Gloria Prinzessin von Thurn und Taxis hat vor ein paar Tagen ihren Jagdschein gemacht. Jedoch nicht bei sich zuhause in Regensburg, sondern in der Jagdschule von Ralph Gräter in Rottum. Grund war wohl die Empfehlung eines Freundes. Seit April hielt sich die Fürstin deswegen immer wieder ein paar Tage am Stück in Rottum auf.

Ralph Gräter erteilte ihr in dieser Zeit meist Einzelunterricht – und zeigte sich beeindruckt von der Begegnung mit der Fürstin. „Eine solch hochkarätige Kundschaft haben wir nicht alle Tage“, erklärt er. Daher sei das Team in der Jagdschule zu Beginn doch etwas aufgeregt gewesen – und hätte sich vorab auch erst einmal schlau machen müssen, wie eine solche Adlige korrekt angeredet wird. Ergebnis: Entweder mit Fürstin oder „Eure Durchlaucht“.

Gemeinsam zur Jagd mit dem König von Spanien

Schon bei der ersten Begegnung habe sich jedoch gezeigt: Die Fürstin sei eine bodenständige, unaufgeregte Person mit einer raschen Auffassungsgabe. Erfahrung im Jagen hat sie einige, schließlich trifft sie sich unter anderem mit dem König von Spanien zur Jagd. Auf Anraten ihres Sohnes habe sie sich nun entschlossen, im Alter von 57 Jahren doch noch den deutschen Jagdschein zu machen. Bei den Prüfungen gab es trotz des blauen Blutes keine Sonderbehandlung. „Das bedeutet, dass sie zum Beispiel lernen musste, anhand einzelner Innereien zu erkennen, um welches Tier es sich handelt und ob es krank ist“, erklärt Karl Ammann, der die Fürstin während ihres Aufenthalts mit betreut hat. Auch für den Schussenrieder war diese Begegnung etwas ganz Besonderes. „Sie ist eine tief religiöse Person, jeden Tag, den sie hier verbrachte, wollte sie einen Gottesdienst besuchen“, erinnert Ammann sich.
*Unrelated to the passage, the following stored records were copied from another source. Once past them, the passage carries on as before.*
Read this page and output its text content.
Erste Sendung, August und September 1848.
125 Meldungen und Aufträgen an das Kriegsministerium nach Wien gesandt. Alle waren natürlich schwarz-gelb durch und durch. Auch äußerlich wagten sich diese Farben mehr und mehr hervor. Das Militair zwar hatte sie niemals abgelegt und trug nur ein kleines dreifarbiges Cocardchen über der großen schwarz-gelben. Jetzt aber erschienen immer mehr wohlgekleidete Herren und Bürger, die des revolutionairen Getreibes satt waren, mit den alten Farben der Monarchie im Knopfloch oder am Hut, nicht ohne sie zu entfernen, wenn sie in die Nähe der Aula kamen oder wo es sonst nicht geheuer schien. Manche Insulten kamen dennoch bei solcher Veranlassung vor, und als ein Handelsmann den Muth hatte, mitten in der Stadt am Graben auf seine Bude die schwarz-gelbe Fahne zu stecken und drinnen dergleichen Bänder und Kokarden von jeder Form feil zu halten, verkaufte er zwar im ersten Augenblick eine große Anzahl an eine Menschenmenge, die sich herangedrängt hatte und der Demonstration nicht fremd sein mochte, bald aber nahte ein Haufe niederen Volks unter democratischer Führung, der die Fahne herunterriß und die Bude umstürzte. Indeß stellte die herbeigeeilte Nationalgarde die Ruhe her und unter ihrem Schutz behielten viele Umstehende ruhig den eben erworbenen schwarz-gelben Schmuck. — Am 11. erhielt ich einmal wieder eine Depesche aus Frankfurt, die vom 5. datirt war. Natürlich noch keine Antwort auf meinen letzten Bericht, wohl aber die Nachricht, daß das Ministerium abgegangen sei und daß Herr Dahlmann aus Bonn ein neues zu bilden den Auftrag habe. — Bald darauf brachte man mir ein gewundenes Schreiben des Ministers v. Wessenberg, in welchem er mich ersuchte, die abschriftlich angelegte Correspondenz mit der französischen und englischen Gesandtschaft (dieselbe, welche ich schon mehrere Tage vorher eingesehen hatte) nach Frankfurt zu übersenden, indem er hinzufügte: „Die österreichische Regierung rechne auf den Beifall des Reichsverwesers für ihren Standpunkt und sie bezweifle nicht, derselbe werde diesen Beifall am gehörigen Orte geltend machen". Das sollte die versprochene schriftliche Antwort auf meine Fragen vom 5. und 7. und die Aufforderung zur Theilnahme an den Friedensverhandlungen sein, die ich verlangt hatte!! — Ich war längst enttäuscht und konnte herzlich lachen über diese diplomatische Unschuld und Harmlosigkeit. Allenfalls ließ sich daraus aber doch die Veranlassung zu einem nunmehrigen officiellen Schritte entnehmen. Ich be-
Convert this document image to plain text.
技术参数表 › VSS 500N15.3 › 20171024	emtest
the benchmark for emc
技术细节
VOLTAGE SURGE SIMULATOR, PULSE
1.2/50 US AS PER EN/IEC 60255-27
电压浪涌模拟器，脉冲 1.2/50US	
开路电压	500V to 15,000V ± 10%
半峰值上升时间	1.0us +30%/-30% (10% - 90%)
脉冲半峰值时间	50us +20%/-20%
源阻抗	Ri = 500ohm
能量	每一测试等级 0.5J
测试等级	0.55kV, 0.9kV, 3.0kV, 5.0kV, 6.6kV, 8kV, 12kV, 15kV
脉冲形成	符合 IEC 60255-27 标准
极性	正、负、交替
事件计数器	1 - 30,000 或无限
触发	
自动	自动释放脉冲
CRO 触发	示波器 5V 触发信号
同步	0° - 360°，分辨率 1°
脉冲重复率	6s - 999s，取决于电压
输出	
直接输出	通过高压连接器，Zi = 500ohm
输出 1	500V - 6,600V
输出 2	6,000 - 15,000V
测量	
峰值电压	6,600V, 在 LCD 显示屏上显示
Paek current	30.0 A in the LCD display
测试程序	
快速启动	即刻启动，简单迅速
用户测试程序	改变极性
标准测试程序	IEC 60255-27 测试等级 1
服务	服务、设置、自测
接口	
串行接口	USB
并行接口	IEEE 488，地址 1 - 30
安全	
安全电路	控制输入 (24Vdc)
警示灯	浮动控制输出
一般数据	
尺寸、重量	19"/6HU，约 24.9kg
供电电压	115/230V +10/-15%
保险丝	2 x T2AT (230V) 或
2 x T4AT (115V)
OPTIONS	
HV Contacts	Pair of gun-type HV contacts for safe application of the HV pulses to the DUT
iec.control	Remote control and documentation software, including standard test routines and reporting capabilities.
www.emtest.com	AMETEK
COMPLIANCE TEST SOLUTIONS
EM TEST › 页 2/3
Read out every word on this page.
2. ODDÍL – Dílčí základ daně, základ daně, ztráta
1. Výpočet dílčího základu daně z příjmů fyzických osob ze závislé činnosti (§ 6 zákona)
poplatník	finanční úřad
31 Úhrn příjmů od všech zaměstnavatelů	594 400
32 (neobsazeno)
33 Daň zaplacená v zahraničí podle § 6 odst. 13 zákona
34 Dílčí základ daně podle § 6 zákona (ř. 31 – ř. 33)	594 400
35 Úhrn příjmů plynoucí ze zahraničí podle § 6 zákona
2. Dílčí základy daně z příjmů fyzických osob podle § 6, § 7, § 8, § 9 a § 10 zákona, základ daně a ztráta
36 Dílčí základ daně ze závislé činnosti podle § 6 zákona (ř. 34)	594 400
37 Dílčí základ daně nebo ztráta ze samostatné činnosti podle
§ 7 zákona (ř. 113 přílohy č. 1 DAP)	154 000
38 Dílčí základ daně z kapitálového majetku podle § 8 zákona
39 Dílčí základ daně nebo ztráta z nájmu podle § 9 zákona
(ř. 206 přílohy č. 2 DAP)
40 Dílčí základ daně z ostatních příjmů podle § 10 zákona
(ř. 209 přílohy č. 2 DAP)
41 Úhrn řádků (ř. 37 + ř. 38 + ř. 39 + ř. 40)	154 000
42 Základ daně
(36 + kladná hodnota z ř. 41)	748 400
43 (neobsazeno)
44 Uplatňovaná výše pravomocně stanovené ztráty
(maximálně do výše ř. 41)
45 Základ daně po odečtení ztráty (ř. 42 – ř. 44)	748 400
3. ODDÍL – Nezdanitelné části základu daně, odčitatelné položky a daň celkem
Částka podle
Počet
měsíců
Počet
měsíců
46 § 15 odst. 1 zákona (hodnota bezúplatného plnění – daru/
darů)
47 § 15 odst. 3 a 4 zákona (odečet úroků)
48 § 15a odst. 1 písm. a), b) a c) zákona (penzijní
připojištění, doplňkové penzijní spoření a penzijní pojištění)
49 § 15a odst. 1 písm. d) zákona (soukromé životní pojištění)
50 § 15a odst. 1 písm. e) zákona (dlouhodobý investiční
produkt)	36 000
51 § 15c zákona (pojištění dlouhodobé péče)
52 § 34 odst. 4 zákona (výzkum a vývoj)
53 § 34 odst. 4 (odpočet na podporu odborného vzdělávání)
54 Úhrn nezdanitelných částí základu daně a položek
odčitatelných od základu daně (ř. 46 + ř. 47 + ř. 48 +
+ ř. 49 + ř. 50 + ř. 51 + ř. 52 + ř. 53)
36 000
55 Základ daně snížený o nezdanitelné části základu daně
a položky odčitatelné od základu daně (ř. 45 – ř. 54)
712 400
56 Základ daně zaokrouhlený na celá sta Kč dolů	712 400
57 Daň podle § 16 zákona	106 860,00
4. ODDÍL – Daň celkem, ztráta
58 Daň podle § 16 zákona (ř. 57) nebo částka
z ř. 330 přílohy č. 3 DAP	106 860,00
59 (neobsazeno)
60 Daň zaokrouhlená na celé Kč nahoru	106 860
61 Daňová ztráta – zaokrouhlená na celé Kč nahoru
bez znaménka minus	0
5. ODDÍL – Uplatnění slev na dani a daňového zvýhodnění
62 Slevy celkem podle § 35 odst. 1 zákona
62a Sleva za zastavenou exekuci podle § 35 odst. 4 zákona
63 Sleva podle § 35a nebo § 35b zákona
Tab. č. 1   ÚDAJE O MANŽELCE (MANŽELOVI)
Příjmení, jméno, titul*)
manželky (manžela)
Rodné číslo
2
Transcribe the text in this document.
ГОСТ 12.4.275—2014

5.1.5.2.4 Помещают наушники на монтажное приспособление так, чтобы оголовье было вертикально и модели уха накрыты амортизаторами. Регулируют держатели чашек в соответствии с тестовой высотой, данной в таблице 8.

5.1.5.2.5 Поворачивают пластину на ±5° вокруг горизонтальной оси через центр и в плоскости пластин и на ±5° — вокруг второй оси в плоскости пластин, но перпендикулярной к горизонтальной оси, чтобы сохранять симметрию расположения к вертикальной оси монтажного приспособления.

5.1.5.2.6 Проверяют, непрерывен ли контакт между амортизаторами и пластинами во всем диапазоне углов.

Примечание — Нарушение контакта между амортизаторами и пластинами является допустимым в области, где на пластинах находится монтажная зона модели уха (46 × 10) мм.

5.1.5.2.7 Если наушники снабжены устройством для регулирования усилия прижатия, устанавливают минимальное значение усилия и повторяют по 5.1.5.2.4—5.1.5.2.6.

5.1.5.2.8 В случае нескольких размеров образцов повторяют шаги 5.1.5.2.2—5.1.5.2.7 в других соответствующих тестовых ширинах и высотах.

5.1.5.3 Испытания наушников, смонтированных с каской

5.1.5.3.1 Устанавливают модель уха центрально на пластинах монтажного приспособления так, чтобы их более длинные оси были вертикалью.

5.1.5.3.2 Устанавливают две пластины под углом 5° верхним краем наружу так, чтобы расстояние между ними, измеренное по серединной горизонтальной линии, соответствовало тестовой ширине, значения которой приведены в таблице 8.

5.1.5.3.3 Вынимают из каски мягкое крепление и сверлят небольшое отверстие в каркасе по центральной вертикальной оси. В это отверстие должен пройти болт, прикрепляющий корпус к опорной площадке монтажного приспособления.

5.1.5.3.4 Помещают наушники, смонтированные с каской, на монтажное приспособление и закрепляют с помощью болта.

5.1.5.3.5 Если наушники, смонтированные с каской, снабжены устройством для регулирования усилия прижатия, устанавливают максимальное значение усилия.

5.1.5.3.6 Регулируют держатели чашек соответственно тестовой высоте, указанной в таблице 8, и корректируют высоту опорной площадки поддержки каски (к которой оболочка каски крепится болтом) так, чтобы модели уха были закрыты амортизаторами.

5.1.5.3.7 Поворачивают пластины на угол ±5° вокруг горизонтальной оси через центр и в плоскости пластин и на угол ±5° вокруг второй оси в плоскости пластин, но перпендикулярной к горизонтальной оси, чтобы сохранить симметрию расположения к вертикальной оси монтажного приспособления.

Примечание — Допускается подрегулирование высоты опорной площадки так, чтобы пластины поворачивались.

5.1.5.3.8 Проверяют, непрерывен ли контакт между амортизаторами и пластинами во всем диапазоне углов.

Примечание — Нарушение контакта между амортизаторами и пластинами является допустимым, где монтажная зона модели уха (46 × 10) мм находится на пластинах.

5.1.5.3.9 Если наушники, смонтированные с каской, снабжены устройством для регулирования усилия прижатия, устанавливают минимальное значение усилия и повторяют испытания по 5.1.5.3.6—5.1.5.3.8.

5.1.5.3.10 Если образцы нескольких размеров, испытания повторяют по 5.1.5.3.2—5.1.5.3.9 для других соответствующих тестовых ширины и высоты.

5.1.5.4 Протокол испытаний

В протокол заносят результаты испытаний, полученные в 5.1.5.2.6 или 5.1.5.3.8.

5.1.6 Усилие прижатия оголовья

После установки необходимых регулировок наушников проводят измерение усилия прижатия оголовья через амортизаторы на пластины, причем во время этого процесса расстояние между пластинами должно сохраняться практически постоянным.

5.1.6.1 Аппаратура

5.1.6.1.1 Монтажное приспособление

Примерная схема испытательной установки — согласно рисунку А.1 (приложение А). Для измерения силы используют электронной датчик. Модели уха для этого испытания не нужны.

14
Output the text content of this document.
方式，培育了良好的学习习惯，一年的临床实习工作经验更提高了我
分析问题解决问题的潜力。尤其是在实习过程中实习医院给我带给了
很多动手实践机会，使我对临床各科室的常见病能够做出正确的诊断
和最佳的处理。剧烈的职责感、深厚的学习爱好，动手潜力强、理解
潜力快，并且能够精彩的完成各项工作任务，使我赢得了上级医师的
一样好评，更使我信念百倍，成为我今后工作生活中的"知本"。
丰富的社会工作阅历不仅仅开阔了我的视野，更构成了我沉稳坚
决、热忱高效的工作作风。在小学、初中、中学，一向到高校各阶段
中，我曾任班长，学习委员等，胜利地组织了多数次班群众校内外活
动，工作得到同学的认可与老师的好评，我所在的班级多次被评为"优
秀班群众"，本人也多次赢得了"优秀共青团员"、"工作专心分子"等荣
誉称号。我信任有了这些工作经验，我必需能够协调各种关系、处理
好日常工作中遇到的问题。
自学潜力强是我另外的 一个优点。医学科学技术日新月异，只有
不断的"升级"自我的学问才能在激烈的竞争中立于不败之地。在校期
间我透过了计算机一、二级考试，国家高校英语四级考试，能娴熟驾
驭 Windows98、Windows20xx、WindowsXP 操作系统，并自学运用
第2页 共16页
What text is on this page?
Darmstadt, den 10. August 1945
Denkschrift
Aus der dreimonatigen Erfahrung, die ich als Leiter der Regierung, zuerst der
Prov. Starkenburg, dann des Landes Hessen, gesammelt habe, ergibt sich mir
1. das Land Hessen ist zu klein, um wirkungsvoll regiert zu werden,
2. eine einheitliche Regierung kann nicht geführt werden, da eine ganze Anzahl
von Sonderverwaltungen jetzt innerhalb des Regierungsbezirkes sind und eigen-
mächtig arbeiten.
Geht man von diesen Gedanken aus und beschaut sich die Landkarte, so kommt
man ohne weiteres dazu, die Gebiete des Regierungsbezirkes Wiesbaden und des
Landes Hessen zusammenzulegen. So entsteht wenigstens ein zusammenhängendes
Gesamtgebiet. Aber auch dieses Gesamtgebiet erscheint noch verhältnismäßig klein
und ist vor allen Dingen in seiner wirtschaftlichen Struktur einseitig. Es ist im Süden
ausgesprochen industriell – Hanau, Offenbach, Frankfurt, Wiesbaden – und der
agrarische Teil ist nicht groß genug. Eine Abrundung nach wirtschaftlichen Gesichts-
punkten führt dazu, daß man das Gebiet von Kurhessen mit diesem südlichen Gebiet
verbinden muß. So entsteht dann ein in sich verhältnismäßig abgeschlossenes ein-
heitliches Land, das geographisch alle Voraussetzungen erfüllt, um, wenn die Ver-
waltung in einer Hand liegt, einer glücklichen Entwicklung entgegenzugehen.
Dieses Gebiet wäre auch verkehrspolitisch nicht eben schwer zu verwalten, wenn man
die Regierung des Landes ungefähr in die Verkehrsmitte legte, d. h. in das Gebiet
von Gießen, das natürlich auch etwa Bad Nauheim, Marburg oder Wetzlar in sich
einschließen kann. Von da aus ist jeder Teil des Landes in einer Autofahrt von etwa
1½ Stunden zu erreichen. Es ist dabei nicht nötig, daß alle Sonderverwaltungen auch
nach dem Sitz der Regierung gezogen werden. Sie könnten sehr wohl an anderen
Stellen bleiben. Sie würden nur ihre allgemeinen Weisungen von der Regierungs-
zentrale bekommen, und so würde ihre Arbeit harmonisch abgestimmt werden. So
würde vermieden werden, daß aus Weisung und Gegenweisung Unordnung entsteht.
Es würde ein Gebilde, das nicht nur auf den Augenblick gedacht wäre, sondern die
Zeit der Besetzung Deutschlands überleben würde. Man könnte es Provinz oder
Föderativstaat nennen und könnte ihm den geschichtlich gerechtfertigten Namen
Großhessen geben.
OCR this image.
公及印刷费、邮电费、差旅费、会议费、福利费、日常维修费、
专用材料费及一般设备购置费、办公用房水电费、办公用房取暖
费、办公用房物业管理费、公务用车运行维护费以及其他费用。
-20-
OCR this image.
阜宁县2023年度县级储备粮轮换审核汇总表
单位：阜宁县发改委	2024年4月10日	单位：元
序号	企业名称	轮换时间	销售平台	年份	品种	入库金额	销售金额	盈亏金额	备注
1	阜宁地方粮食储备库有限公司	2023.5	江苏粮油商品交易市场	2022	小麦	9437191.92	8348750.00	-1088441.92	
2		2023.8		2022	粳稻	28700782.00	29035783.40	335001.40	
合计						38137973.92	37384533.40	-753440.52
Schwarzer Ferrari mit Chauffeur

Dabei erlebte auch er die Adlige als äußerst bodenständig. „Einen Abend waren in Ingoldingen unterwegs, holten uns beim Metzger eine Wurst und schauten uns danach die Kuhställe im Ort an, sie war an allem sehr interessiert und hatte viele Fragen“, so der Jäger. Dass sie dann aber doch kein Prüfling wie jeder andere war, zeigte sich im Alltag. So fuhr sie etwa stets im schwarzen Ferrari vor – teils mit Chauffeur – und jettete manchmal direkt nach dem Unterricht von Steinhausen nach Rom.

Terminstress hatte die Gräfin dann auch am Tag ihrer Prüfung. Sie kam als letzte an die Reihe und musste am gleichen Abend in Regensburg noch die Festspiele eröffnen. „Das war zeitlich ziemlich knapp, sie hat das Ganze dann aber sehr souverän gemeistert“, berichtet der Jagdschulenleiter. Die Prüfungen habe sie mit Bravour bestanden.